In the episode, “Ciberseguridad preventiva y confidencial en tiempos de IA,” the hosts are joined by David Cabra, Service Delivery IAM & Orchestration at Netdata Innovation Center, and Juan Sierra, an offensive security engineer at the EIA convergence center.
Together, they discuss how cybersecurity is evolving from a reactive discipline into a proactive operational framework, in particular for emerging tech ecosystems like those in Latin America.

That regional perspective matters. Over the past several years, Latin America has transformed into one of the fastest-growing digital economies in the world.
Increasingly Medellín, Bogotá, São Paulo, Mexico City, and Buenos Aires are looked to as important startup centers, attracting investment in fintech, cloud infrastructure, AI services and enterprise software.
At the same time, with that growth comes new exposure. Many in the region are rapidly integrating GenAI and cloud-native architectures without modernizing their cybersecurity strategies.
The result is a widening gap between technological capability and operations, which is a challenge the podcast argues can no longer be ignored.
In the past, organizations often treated security breaches as isolated incidents that could be addressed after the fact. However, AI systems dramatically increase both the scale and complexity of digital risk. Waiting until vulnerabilities are exploited is becoming an increasingly risky strategy.
For Latin American companies, the stakes are especially high. Many organizations are simultaneously scaling internationally, adopting hybrid work models, and migrating infrastructure to the cloud. At the same time, regional cybersecurity investment and regulatory frameworks are still maturing compared to markets like the U.S. and Europe.

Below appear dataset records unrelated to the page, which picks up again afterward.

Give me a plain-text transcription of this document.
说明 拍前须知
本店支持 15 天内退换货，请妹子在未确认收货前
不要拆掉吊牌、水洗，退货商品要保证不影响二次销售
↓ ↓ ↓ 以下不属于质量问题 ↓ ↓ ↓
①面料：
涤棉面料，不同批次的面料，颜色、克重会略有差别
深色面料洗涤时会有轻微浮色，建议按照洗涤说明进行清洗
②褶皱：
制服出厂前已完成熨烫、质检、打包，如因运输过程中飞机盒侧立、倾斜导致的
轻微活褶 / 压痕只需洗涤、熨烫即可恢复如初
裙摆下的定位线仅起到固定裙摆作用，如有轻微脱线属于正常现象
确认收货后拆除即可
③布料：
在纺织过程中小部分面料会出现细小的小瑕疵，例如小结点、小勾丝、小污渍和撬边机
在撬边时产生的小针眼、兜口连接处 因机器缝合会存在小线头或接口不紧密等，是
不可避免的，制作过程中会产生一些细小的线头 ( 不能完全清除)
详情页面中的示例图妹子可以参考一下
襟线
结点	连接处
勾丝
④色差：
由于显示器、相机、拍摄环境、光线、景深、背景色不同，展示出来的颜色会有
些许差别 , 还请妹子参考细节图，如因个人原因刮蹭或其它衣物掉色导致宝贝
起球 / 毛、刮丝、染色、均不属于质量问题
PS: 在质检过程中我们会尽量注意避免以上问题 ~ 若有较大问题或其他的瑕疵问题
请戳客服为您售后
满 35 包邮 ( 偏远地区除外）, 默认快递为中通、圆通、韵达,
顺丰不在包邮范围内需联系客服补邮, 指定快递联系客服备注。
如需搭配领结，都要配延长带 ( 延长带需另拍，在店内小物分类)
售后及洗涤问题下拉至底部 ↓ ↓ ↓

That proactive mindset is increasingly important as cyberattacks become more sophisticated and AI-assisted tools lower the barrier to entry for attackers. Smaller startups and mid-sized companies are no longer insulated simply because they lack the visibility of large multinational corporations.

Cities like Medellín are increasingly becoming symbols of transformation in innovation. Once known internationally primarily for urban and public infrastructure reform, the city, which is where Source Meridian –the company behind the podcast– is based, is now emerging as a serious tech ecosystem.

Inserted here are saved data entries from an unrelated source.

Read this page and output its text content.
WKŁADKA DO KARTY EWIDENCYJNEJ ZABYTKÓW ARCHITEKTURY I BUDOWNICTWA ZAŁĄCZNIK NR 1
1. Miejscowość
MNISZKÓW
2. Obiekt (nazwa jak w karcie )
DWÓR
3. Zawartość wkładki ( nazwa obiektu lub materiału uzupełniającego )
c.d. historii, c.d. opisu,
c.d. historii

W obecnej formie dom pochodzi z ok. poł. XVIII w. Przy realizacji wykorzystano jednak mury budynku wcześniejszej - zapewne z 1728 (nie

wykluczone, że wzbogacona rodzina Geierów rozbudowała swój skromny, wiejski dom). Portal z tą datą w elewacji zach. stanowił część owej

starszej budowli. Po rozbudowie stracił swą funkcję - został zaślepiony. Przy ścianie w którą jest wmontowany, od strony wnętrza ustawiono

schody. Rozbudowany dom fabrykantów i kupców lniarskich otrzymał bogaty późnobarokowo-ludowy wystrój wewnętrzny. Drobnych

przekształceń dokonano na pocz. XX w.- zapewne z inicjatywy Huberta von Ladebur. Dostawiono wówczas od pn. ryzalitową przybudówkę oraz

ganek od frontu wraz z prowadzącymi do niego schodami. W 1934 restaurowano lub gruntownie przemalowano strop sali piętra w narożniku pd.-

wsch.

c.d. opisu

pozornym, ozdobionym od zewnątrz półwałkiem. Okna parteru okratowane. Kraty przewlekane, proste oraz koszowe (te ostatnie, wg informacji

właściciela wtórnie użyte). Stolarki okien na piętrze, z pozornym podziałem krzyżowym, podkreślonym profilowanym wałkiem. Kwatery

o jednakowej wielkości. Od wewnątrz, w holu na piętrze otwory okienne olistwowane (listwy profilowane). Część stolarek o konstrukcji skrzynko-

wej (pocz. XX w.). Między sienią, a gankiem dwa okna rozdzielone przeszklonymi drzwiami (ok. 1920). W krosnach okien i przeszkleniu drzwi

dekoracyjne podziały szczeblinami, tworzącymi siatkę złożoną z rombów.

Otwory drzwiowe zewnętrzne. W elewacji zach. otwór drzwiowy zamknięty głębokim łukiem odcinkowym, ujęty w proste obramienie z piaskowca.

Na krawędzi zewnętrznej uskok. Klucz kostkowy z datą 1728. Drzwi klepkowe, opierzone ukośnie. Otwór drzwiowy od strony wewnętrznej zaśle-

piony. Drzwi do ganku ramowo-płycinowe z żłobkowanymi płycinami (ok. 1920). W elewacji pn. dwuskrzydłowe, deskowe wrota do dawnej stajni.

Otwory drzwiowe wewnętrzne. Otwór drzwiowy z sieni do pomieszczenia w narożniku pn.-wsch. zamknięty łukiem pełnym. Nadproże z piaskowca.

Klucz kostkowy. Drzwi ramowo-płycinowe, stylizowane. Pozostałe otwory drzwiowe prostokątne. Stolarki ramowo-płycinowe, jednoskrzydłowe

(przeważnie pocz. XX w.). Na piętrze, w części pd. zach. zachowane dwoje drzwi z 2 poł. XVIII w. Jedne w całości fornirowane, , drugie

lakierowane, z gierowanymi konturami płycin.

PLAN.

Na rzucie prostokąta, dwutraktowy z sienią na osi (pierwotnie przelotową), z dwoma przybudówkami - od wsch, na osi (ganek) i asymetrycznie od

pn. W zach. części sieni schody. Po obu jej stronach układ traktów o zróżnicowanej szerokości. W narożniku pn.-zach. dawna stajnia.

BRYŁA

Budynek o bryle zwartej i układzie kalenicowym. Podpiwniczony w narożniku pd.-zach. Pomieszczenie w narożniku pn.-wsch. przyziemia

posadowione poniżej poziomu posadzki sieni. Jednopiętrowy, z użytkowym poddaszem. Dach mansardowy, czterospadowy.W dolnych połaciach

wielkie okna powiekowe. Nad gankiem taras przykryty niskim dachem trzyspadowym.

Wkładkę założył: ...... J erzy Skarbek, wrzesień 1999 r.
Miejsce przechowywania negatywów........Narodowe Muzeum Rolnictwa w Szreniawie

Podcasts like La Hora del Tech reflect that evolution, offering conversations rooted in the realities facing LatAm technical teams rather than simply echoing Silicon Valley narratives.
The latest La Hora del Tech episode ultimately captures a broader shift happening across tech, which is that AI innovation is no longer just about what companies can build, but how responsibly they can operate once those systems are deployed.